Building AWS AMIs from Scratch for Immutable Infrastructures

Image

Why?

I'm a big fan of what some might call "immutable infrastructures" which, to me, boils down to manging complexity by isolating change to specific points in the life cycle of your services.
In practice this might mean you build your application image once and just recreate it if you need to update it.
Or you install your complete server once and just recreate it if you need to update it. Where this is harder on bare metal, AWS is a nice platform for this kind of immutable servers since it supports creating and running pre-built Amazon Machine Images.

In general there are two ways to build AMIs: Spinning up a new instance, customize it and create a snapshot or build the AMI from scratch.

The first option seems to be the most common case. There are several tools like packer or Netflix' aminator but since it requires to actually boot a existing AMIs, it has a few downsides. For once it requires a existing AMI which might include things you don't need but I'm more worried about the fact that it requires to actually boot a machine. This breaks the clean separation of build- and runtime and might mess up your build artefacts. Think logfiles, dhcp/cloud-init configuration and so on. Sure, you can clean up those things but I prefer avoiding it in the first place by never entering the runtime before actual deployment.
Unfortunately, there isn't very good tooling nor documentation around that, so I thought I share my findings with you.
Maybe it sparks the interest in building some good tooling around that - or maybe I get to it at some point.

Building the image

There are PV and HVM instances where from a AMI building perspective the biggest difference is that PV AMIs consist of a filesystem image and a AKI (Amazon "kernel" image) reference. That kernel isn't really a kernel but in fact pv-grub, a modified grub which, depending on the AKI, assumes a grub config in (hd0)/boot/grub/menu.lst to chainload the specified kernel.

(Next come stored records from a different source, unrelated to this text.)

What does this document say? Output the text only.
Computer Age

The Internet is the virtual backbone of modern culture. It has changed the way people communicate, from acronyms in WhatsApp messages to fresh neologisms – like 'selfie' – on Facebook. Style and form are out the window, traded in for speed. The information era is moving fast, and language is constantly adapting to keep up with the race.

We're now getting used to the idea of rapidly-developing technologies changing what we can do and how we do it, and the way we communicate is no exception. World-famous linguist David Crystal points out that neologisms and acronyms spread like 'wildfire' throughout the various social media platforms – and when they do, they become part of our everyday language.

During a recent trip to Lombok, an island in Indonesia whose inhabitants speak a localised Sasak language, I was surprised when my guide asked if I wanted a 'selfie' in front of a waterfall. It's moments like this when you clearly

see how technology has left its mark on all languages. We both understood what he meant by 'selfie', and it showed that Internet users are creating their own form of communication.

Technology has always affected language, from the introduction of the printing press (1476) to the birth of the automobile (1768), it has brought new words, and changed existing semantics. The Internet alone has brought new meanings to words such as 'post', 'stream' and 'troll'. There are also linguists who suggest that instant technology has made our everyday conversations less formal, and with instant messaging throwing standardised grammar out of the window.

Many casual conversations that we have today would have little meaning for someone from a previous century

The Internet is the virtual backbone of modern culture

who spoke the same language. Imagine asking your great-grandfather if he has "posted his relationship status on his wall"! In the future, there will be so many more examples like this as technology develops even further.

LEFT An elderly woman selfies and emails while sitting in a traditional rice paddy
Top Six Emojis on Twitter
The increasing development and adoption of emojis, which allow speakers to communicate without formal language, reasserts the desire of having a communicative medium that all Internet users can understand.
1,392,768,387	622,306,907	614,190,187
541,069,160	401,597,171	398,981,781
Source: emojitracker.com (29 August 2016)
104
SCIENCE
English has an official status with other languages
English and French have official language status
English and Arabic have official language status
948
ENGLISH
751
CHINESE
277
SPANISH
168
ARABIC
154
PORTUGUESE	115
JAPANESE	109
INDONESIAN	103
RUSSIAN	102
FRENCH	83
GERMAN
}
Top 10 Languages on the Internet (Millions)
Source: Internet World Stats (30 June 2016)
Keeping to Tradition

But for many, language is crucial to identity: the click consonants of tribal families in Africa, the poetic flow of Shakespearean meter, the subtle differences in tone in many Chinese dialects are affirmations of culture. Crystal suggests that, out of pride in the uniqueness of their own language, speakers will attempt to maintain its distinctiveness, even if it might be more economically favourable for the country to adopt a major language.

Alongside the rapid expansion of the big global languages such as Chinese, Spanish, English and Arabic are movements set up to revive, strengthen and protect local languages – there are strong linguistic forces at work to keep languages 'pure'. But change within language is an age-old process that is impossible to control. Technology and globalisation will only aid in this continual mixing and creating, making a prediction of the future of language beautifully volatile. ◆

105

A HVM image on the other hand is a disk image with a MBR that gets executed on boot.

Paravirtual

Apparently HVM is the future, so feel free to skip this section.

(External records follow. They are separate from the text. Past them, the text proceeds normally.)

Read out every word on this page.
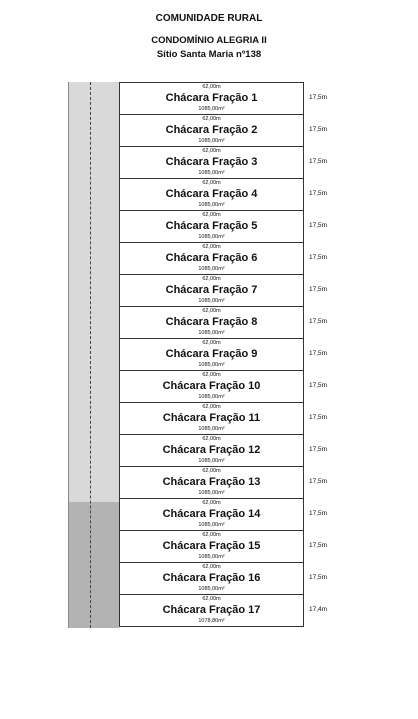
COMUNIDADE RURAL
CONDOMÍNIO ALEGRIA II
Sítio Santa Maria nº138
62,00m
Chácara Fração 1
1085,00m²
62,00m
Chácara Fração 2
1085,00m²
62,00m
Chácara Fração 3
1085,00m²
62,00m
Chácara Fração 4
1085,00m²
62,00m
Chácara Fração 5
1085,00m²
62,00m
Chácara Fração 6
1085,00m²
62,00m
Chácara Fração 7
1085,00m²
62,00m
Chácara Fração 8
1085,00m²
62,00m
Chácara Fração 9
1085,00m²
62,00m
Chácara Fração 10
1085,00m²
62,00m
Chácara Fração 11
1085,00m²
62,00m
Chácara Fração 12
1085,00m²
62,00m
Chácara Fração 13
1085,00m²
62,00m
Chácara Fração 14
1085,00m²
62,00m
Chácara Fração 15
1085,00m²
62,00m
Chácara Fração 16
1085,00m²
62,00m
Chácara Fração 17
1078,80m²
17,5m
17,5m
17,5m
17,5m
17,5m
17,5m
17,5m
17,5m
17,5m
17,5m
17,5m
17,5m
17,5m
17,5m
17,5m
17,5m
17,4m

Creating a PV image is simple. This creates a 10G sparse file with ext4 filesystem and a label 'root'.

dd if=/dev/zero of=filesystem.img bs=1 count=0 seek=10G
mkfs.ext4 -L root -F filesystem.img

Now you you can mount that image, install your OS (debootstrap comes handy) and create a menu.lst. You probably also want to install cloud-init to take care of your networking and fstab setup. You need to refer to the filesystem label you specified running mkfs.ext4 -L. Something like this should do it:

default 0  
fallback 1  
timeout 0  
hiddenmenu

title My-AMI  
root (hd0)  
kernel /boot/vmlinuz root=LABEL=root console=hvc0  
initrd /boot/initrd.gz  

HVM

HVM images are a bit more tricky, since we need to create a complete disk image including partition and MBR:

dd if=/dev/zero of=disk.img bs=1 count=0 seek=$SIZE 
fdisk filesystem.img << EOF
n
p
1


w
EOF
DEV_DISK=$(losetup -f --show disk.img)
DEV=/dev/mapper/$(kpartx -av $DEV_DISK | cut -d' ' -f3)

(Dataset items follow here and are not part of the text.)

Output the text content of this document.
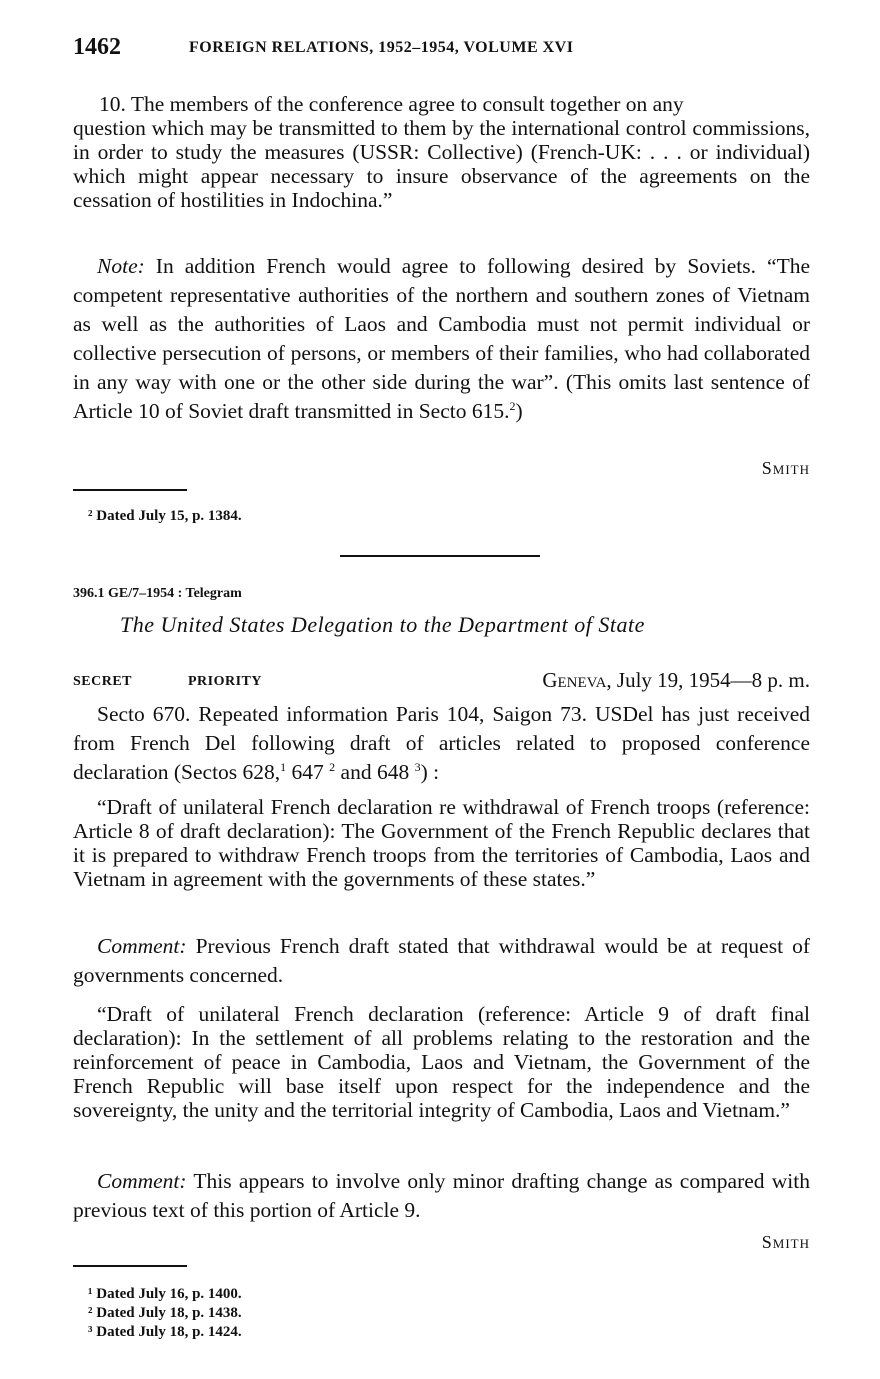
1462	FOREIGN RELATIONS, 1952–1954, VOLUME XVI
10. The members of the conference agree to consult together on any
question which may be transmitted to them by the international control commissions, in order to study the measures (USSR: Collective) (French-UK: . . . or individual) which might appear necessary to insure observance of the agreements on the cessation of hostilities in Indochina.”
Note: In addition French would agree to following desired by Soviets. “The competent representative authorities of the northern and southern zones of Vietnam as well as the authorities of Laos and Cambodia must not permit individual or collective persecution of persons, or members of their families, who had collaborated in any way with one or the other side during the war”. (This omits last sentence of Article 10 of Soviet draft transmitted in Secto 615.$^2$)
Smith
² Dated July 15, p. 1384.
396.1 GE/7–1954 : Telegram
The United States Delegation to the Department of State
SECRET	PRIORITY	Geneva, July 19, 1954—8 p. m.
Secto 670. Repeated information Paris 104, Saigon 73. USDel has just received from French Del following draft of articles related to proposed conference declaration (Sectos 628,$^1$ 647 $^2$ and 648 $^3$) :
“Draft of unilateral French declaration re withdrawal of French troops (reference: Article 8 of draft declaration): The Government of the French Republic declares that it is prepared to withdraw French troops from the territories of Cambodia, Laos and Vietnam in agreement with the governments of these states.”
Comment: Previous French draft stated that withdrawal would be at request of governments concerned.
“Draft of unilateral French declaration (reference: Article 9 of draft final declaration): In the settlement of all problems relating to the restoration and the reinforcement of peace in Cambodia, Laos and Vietnam, the Government of the French Republic will base itself upon respect for the independence and the sovereignty, the unity and the territorial integrity of Cambodia, Laos and Vietnam.”
Comment: This appears to involve only minor drafting change as compared with previous text of this portion of Article 9.
Smith
¹ Dated July 16, p. 1400.
² Dated July 18, p. 1438.
³ Dated July 18, p. 1424.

Now you can mount $DEV and install your OS. Running update-grub/grub-mkconfig should detect and use the disk images UUID. On some systems it seems to require a unmount/detach and remount of the disk image, otherwise you end up with root= pointing /dev/loopX. To detach the mappings and loop device once you're done, run:

kpartx -d $DEV_DISK
losetup -d $DEV_DISK

After that, you need to install grub to the MBR of the disk image by running:

grub-install disk.img --root-directory $PWD/mnt

Note: Took me some time to figure out that --root-directory needs an absolute path.

Bundle, Upload and register AMI

For some reasons there is no way to bundle and upload images with the new aws cli, so we're using the old AWS tools.
ec2-bundle-image will turn the disk or filesystem images into bundles ready to be uploaded to S3 by ec2-upload-bundle. Now you just need to register your AMI with aws ec2 register-image and make sure --virtualization-type matches the kind of image you built. If you run in multiple regions, you can use aws ec2 copy-image to replicate your AMIs across regions.

Debugging

If you're AMI doesn't boot, you can get the console output by running aws ec2 get-console-output --instance-id .... This is encoded as json but you can use the great tool jq to get just the output including all it's ANSI colored glory like this:

aws ec2 get-console-output --instance-id ... | jq -r .Output

If you don't want to wait for your ec2 instance at all, you can also just test the images locally. For HVM this is trivial. Just run kvm disk.img or qemu disk.img.

Automation and Integration

Right now I'm using a, pretty messy, Makefile to automate all this. It takes some files and a provisioner script to customize the AMIs. The general idea is to use some CI server to build fresh AMIs on every push and to just recreate your EC2 instances with the new AMIs once you want to roll out your changes.
It would be great to have proper tooling for all this. Packer looks promising, just misses a way to build from scratch.